Here’s one great reason to toast the decade that’s about to end: It’s the most prosperous the Philippine economy has ever been. Growth in gross domestic product (GDP), noted the economist Arsenio Balisacan, averaged 6.3 percent in the 2010s, the fastest since the 1960s. Without adjusting for inflation, the economy is now more than twice as big, at about P19 trillion, compared with P9 trillion in 2010.
The stock market went boom and bust but nevertheless reflected this trend. In the 2010s, Philippine Stock Exchange Index grew 2.5 times to above 7,800, a much faster clip than when the blue-chip index expanded twice to just above 3,000 by the end of the 2000s.
It’s not so difficult to account for the economic expansion.

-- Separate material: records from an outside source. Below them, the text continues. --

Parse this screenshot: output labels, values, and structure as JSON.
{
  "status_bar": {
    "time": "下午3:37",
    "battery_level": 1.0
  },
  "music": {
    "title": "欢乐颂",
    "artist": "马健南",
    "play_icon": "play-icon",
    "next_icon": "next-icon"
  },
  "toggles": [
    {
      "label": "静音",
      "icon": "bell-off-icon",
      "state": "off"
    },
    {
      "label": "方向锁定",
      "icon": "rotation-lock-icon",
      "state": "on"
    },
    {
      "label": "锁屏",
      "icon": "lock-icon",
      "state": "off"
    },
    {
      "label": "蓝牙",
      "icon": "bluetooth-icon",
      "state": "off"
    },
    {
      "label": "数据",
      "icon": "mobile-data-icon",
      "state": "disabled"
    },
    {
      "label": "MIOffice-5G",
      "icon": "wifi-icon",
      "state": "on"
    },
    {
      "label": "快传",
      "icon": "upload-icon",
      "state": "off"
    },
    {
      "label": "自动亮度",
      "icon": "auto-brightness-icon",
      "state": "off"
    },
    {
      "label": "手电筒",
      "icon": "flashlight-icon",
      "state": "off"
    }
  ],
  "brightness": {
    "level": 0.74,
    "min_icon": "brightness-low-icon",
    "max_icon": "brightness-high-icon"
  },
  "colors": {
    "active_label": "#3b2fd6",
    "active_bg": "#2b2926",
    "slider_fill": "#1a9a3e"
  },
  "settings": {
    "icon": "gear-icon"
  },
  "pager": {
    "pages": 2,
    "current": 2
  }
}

Imagine Bonifacio Global City with fewer skyscrapers (and less road traffic) prior to 2010, when Philippines, Inc. was headquartered either in Makati or Ortigas.
But how did growth and prosperity happen?

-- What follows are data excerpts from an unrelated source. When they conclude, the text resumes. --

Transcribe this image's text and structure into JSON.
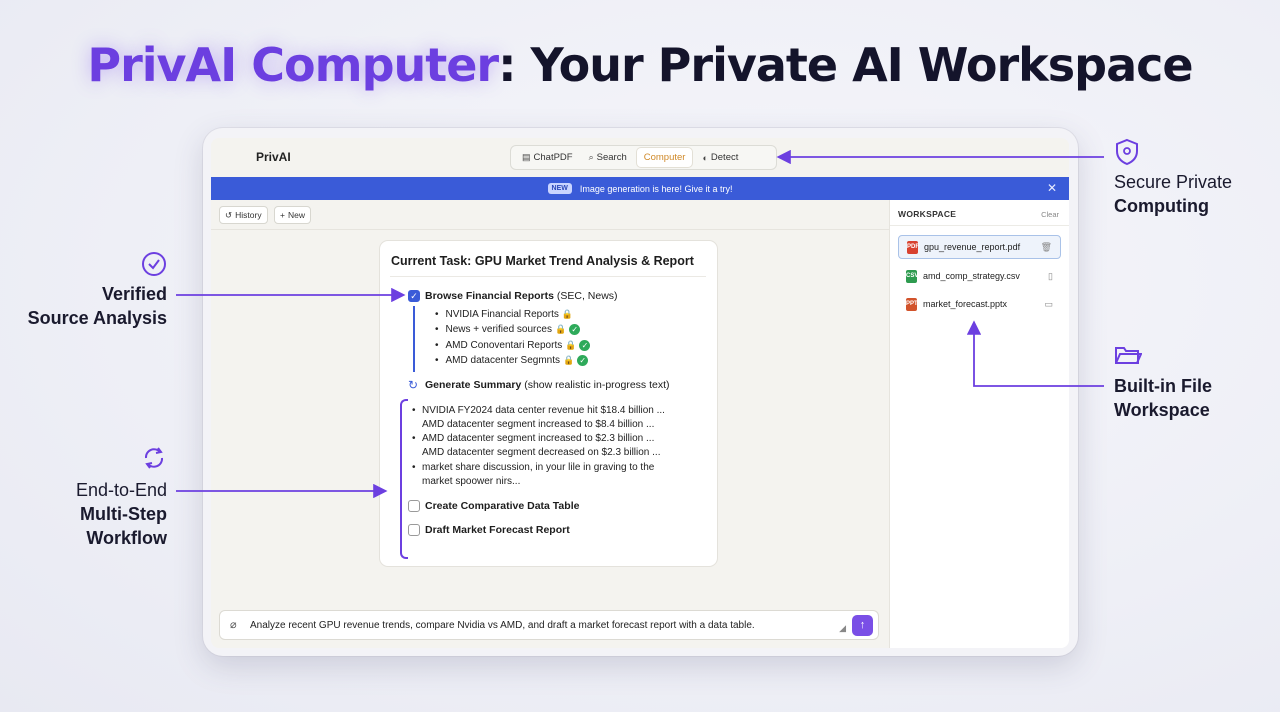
{
  "headline": {
    "brand": "PrivAI Computer",
    "rest": ": Your Private AI Workspace"
  },
  "app": {
    "name": "PrivAI",
    "nav": [
      {
        "label": "ChatPDF",
        "icon": "document-icon"
      },
      {
        "label": "Search",
        "icon": "search-icon"
      },
      {
        "label": "Computer",
        "icon": ""
      },
      {
        "label": "Detect",
        "icon": "shield-icon"
      }
    ],
    "active_nav": "Computer",
    "banner": {
      "badge": "NEW",
      "text": "Image generation is here! Give it a try!",
      "close": "✕"
    },
    "history_label": "History",
    "new_label": "New"
  },
  "task": {
    "title": "Current Task: GPU Market Trend Analysis & Report",
    "step1": {
      "bold": "Browse Financial Reports",
      "rest": " (SEC, News)"
    },
    "sources": [
      "NVIDIA Financial Reports",
      "News + verified sources",
      "AMD Conoventari Reports",
      "AMD datacenter Segmnts"
    ],
    "step2": {
      "bold": "Generate Summary",
      "rest": " (show realistic in-progress text)"
    },
    "summary_lines": [
      "NVIDIA FY2024 data center revenue hit $18.4 billion ...",
      "AMD datacenter segment increased to $8.4 billion ...",
      "AMD datacenter segment increased to $2.3 billion ...",
      "AMD datacenter segment decreased on $2.3 billion ...",
      "market share discussion, in your lile in graving to the",
      "market spoower nirs..."
    ],
    "step3": "Create Comparative Data Table",
    "step4": "Draft Market Forecast Report"
  },
  "input": {
    "value": "Analyze recent GPU revenue trends, compare Nvidia vs AMD, and draft a market forecast report with a data table."
  },
  "workspace": {
    "title": "WORKSPACE",
    "clear": "Clear",
    "files": [
      {
        "name": "gpu_revenue_report.pdf",
        "type": "PDF",
        "color": "#d8412f",
        "action": "trash-icon"
      },
      {
        "name": "amd_comp_strategy.csv",
        "type": "CSV",
        "color": "#2e9b4f",
        "action": "pin-icon"
      },
      {
        "name": "market_forecast.pptx",
        "type": "PPT",
        "color": "#d2532b",
        "action": "folder-icon"
      }
    ]
  },
  "callouts": {
    "secure": [
      "Secure Private",
      "Computing"
    ],
    "verified": [
      "Verified",
      "Source Analysis"
    ],
    "workflow": [
      "End-to-End",
      "Multi-Step",
      "Workflow"
    ],
    "files": [
      "Built-in File",
      "Workspace"
    ]
  },
  "colors": {
    "accent": "#6c3fe0",
    "banner": "#3a5bd8",
    "active_nav": "#d08a2a",
    "check": "#2eaa5a"
  }
}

It would be difficult to write the narrative without crediting overseas Filipino workers (OFWs), whose remittances have historically fueled domestic consumption, the biggest component of GDP. By the end of the decade OFWs would have pumped a cumulative $250 billion into the Philippine economy, with the annual take expanding to about $30 billion this year from just $18.8 billion in 2010.
In previous decades, OFW money kept the economy afloat during crisis periods. OFWs at the same time symbolized the Philippine economy’s shortcomings, particularly the lack of opportunities that precisely drove Filipinos to seek opportunities elsewhere.

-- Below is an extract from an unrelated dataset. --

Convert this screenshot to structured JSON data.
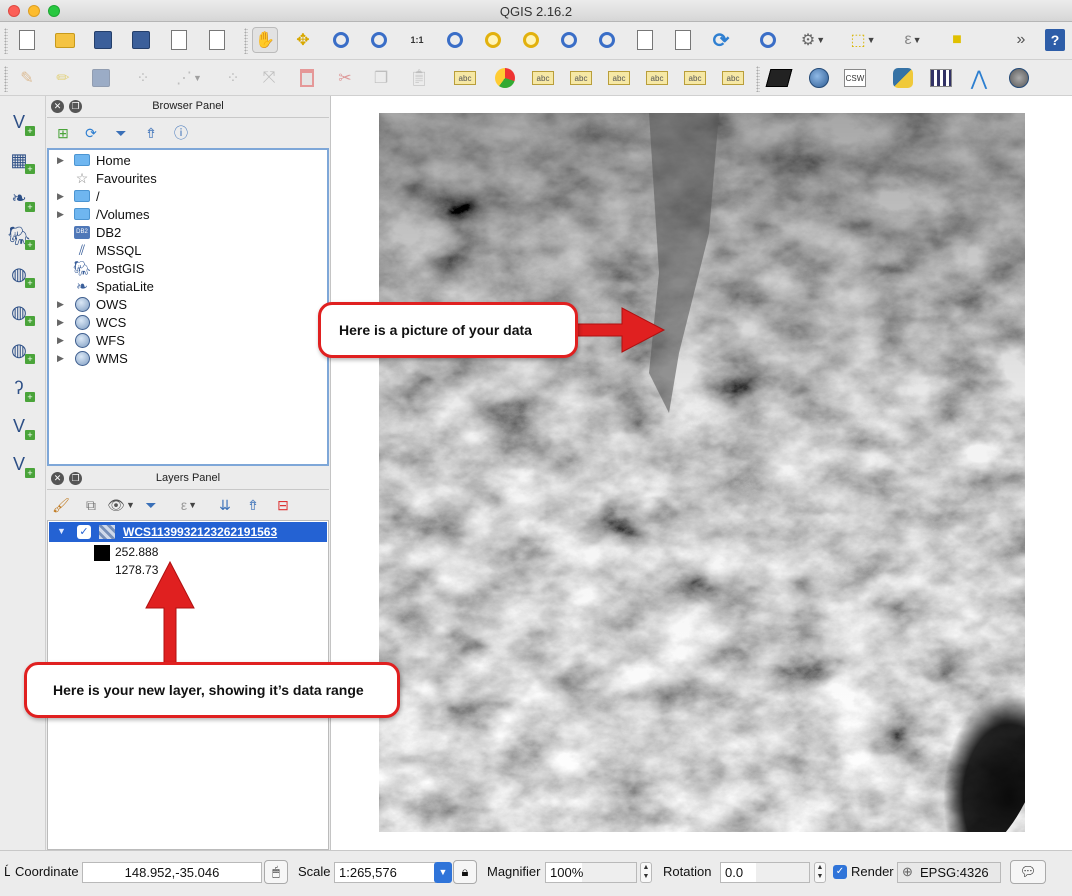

But the 2010s was the decade when growth was fueled not only by Filipinos outside the Philippines, but also by those who stayed behind.
For the most part of the decade, government somehow got its act together through policies that boosted business and consumer confidence and encouraged investments and spending.
A regime of low interest rates, low inflation, and banking stability deserves a lot of credit. The Bangko Sentral ng Pilipinas kept its policy rate between 3 to 4 percent throughout most of the 2010s, ushering in an era of cheaper credit.
Higher tax collections beefed up the national budget — from P1.3 trillion in 2010 to P3.8 trillion in 2019 — allowing the government to spend more on public works, health, education and cash transfers for the poor. The country’s sovereign credit ratings reached investment grade in 2013 after the Aquino government hiked taxes on “sin” products. The Duterte government scored another upgrade six years later.
The result was an unprecedented economic expansion. In a nutshell: Filipinos found jobs, and better-paying ones. Somehow, and all of a sudden, the legions of business, law, computer and comms graduates produced by Manila’s universities have somewhere to go to, and it’s not the Middle East or Hong Kong or Singapore.
While they certainly did not begin operations in the 2010s, it was the period when IT, call centers and business process outsourcing took off and became employers of choice. Industry revenues exceeded $25 billion annually and rivalled OFW remittances. In 2010, the Philippines overtook India to become the call center capital of the world.
Somehow, and all of a sudden, the legions of business, law, computer and comms graduates produced by Manila’s universities have somewhere to go to, and it’s not the Middle East or Hong Kong or Singapore.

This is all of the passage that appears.